Pearl, J. (2009). Causality. Cambridge university press.

Frisch, Mathias, “Causation in Physics”, The Stanford Encyclopedia of Philosophy (Spring 2022 Edition), Edward N. Zalta (ed.), URL = https://plato.stanford.edu/archives/spr2022/entries/causation-physics/. Em especial, a sessão ‘2. (Neo)-Russellian Challenges apresenta argumentos contra o uso da causalidade’. A sessão 3. Interventionist accounts of causation aborda a concepção de Judea Pearl.

Gallow, J. Dmitri, “The Metaphysics of Causation”, The Stanford Encyclopedia of Philosophy (Fall 2022 Edition), Edward N. Zalta & Uri Nodelman (eds.), URL = https://plato.stanford.edu/archives/fall2022/entries/causation-metaphysics/.

Argôlo, Felipe Coelho. “Invariantes temporais do comportamento na dicotomia Kraepliniana: análise de discurso livre, estados afetivos, experiências psicóticas e possibilidades terapêuticas.” (2021).

Sonnert, Gerhard (2005).

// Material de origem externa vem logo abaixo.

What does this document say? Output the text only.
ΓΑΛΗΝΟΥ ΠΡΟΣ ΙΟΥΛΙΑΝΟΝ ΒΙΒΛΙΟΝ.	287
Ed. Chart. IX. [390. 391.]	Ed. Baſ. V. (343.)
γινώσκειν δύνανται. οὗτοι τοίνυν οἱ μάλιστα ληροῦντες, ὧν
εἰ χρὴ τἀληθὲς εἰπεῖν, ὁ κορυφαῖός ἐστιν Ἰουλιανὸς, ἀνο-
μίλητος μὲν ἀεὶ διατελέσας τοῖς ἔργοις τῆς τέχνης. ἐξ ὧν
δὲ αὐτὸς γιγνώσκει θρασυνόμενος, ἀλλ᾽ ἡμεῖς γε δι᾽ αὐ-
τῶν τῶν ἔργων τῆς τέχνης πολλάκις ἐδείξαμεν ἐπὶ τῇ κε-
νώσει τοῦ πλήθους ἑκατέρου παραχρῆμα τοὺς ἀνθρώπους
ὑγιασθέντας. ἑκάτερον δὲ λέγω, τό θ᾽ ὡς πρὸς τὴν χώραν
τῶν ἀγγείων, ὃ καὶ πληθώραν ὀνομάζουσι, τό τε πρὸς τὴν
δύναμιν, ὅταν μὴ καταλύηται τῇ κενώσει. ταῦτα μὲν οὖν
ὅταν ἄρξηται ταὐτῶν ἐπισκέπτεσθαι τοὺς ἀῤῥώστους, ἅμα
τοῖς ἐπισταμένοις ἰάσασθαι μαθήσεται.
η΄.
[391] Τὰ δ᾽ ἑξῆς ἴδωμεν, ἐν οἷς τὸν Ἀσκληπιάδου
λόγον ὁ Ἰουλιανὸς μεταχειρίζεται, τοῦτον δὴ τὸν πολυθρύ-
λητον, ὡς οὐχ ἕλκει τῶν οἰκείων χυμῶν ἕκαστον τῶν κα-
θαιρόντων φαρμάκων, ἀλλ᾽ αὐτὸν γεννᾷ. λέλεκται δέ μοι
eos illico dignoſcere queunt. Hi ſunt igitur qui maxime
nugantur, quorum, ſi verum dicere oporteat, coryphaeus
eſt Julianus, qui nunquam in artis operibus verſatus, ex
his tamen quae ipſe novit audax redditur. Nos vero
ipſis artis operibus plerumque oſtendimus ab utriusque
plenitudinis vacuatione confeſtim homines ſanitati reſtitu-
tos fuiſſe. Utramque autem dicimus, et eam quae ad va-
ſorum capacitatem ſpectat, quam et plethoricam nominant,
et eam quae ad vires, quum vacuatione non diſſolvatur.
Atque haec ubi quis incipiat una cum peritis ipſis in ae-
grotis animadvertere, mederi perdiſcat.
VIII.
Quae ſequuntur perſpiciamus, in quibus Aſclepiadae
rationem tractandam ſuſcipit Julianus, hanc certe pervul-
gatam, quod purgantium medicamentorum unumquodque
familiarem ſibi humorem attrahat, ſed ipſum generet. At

Einstein and Culture (illustrated ed.). Humanity Books. ISBN 978-1-59102-316-6.

Popper, K. R. (2004). A lógica da pesquisa científica. Editora Cultrix.

Dawid, A. P. (2010, February). Beware of the DAG!. In Causality: objectives and assessment (pp. 59-86). PMLR.

PS: Ao longo do texto, evitei tocar em pontos mais controversos da física contemporânea. A título de curiosidade, a existência de entrelaçamento quântico (Spooky action at a distance) e outras bizarrices lançou novos questionamentos sobre a possibilidade de um universo pautado na causalidade entre seus agentes constituintes.